When your student receives their admissions letter to college (Yay!) they’ll also hear about their merit award. This is part of their overall financial aid package for that school. Finances are a critical factor in choosing a college, but how can you tell a good financial aid package from a bad one?

The Basics

There are three basic types of financial aid for colleges, and for this, the federal government website is particularly helpful. Their primary advice is simple, which is that you accept your financial aid from any institution in this order:

“Accept Financial Aid in this Order

  1. Free money first (e.g., scholarships, grants)
  2. Earned money second (e.g., work-study)
  3. Borrowed money last (e.g., federal student loans)”

The reasons for this is that free money doesn’t cost your student anything. And the money they earn through an on-campus job doesn’t burden you either. In fact, many studies confirm that working on campus often improves student retention and graduation rates.

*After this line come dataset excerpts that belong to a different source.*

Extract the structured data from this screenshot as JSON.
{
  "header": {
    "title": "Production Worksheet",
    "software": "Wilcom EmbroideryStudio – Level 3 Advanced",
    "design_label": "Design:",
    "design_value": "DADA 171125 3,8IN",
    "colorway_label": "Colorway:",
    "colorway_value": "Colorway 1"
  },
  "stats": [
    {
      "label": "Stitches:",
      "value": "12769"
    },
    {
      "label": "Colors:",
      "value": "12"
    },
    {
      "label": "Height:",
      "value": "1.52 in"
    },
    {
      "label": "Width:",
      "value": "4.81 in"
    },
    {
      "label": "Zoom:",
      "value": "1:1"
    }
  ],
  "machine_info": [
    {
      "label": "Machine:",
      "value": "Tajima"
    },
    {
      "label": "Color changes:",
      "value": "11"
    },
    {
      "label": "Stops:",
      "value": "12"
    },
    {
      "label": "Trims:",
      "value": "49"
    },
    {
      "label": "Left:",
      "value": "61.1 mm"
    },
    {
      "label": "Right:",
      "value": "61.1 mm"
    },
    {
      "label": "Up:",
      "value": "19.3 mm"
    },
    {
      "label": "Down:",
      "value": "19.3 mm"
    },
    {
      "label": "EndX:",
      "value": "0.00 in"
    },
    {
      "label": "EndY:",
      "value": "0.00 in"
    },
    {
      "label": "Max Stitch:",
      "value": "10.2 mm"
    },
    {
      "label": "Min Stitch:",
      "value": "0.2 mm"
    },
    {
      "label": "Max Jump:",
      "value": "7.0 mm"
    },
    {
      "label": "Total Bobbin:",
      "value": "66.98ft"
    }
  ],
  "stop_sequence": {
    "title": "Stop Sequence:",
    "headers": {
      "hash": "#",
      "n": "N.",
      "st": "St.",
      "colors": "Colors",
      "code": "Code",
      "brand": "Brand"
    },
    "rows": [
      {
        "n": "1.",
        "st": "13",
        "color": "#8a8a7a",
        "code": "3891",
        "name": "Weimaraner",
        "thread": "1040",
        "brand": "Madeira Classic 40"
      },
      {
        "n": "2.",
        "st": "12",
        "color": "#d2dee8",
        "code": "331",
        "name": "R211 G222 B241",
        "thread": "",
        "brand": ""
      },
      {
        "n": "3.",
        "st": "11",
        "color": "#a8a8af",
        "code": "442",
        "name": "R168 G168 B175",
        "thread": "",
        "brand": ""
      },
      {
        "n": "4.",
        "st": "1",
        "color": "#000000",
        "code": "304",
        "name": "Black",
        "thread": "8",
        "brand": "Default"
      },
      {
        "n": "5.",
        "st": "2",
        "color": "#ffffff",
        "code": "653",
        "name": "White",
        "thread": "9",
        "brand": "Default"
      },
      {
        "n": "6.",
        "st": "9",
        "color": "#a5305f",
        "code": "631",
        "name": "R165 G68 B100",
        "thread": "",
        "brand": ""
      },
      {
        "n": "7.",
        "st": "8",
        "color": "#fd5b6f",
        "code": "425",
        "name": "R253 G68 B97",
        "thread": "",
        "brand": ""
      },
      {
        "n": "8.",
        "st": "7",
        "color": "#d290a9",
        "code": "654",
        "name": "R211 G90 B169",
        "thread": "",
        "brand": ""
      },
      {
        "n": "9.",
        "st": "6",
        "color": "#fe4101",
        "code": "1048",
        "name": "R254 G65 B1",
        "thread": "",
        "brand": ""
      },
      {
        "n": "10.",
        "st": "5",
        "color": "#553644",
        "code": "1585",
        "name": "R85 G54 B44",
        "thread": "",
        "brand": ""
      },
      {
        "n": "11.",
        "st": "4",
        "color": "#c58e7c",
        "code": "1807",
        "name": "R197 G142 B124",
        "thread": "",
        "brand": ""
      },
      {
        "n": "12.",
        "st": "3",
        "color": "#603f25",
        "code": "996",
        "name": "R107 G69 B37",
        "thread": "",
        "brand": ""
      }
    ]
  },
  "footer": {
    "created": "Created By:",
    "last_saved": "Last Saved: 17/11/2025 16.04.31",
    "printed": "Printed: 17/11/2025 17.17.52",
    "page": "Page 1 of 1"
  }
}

Which Funds Can Be Renewed?

But even in the case of merit awards—one type of free money—make a deliberate decision. You want to be sure that the merit award your student receives in their financial aid package isn’t just for the first year. The last thing you want to do is to scramble to replace that money in years two, three and four. In addition, many students receive merit-based aid as part of their initial financial aid packages that may be renewed, but only if they receive a 3.0 grade point average (GPA) every year. For many students, that’s not an issue. But others may hit a wall during their first year, and their grades fall below their high school standard. This leads to significant stress for students who worry about their ability to return to school because of their GPA. Students and parents should know that most schools will allow students to request a waiver of the GPA requirement for a semester or two, but at some point, they need to make the required GPA.

Loans Are Not The Enemy

Accepting loan money is often the rub for students and their families. How much of a loan burden do you want your student to graduate with? That’s a question that only you and your student can answer. In our case, we thought a student loan debt between $20,000-25,000 would be okay if we could swing it. Any more than that made us nervous. But I would caution you that expecting your student to graduate with no student loan debt at all may be unrealistic. Managing student loan debt properly, rather than not wanting any at all, is probably a more realistic strategy.

Another thing to think about it out of-pocket cost. One thing to consider is the impact college tuition and fees will have on your regular finances. The other factor is you need to add the out-of-pockets costs to the regular loan payments. This may become a deal breaker for the student, even if they judge the overall debt burden to be okay. Going to college shouldn’t bankrupt your family; that’s why taking the time to consider finances carefully is so crucial.

The First Offer May Not Be The Last

What if your student’s financial aid package still isn’t doable for you and your family, yet your student is set on this as their college? Well, you can appeal the decision of your student’s school financial aid office, by telling them that with their aid offer, it will be impossible for your student to attend.

That’s not a bad idea and you may find advocates in the admissions office who will support you. Cappex also suggests using the College Board website and comparing the statistics on financial aid awarded by a host of universities. This may give you more ammunition, since you can find their school’s average merit (non need-based) award there. If your student’s offer is far below that, that’s your wiggle room for negotiating.

Yes, looking through financial aid packages isn’t easy, but facing this challenge head-on with and armed with critical information is your student’s best way of attending the college of their choice.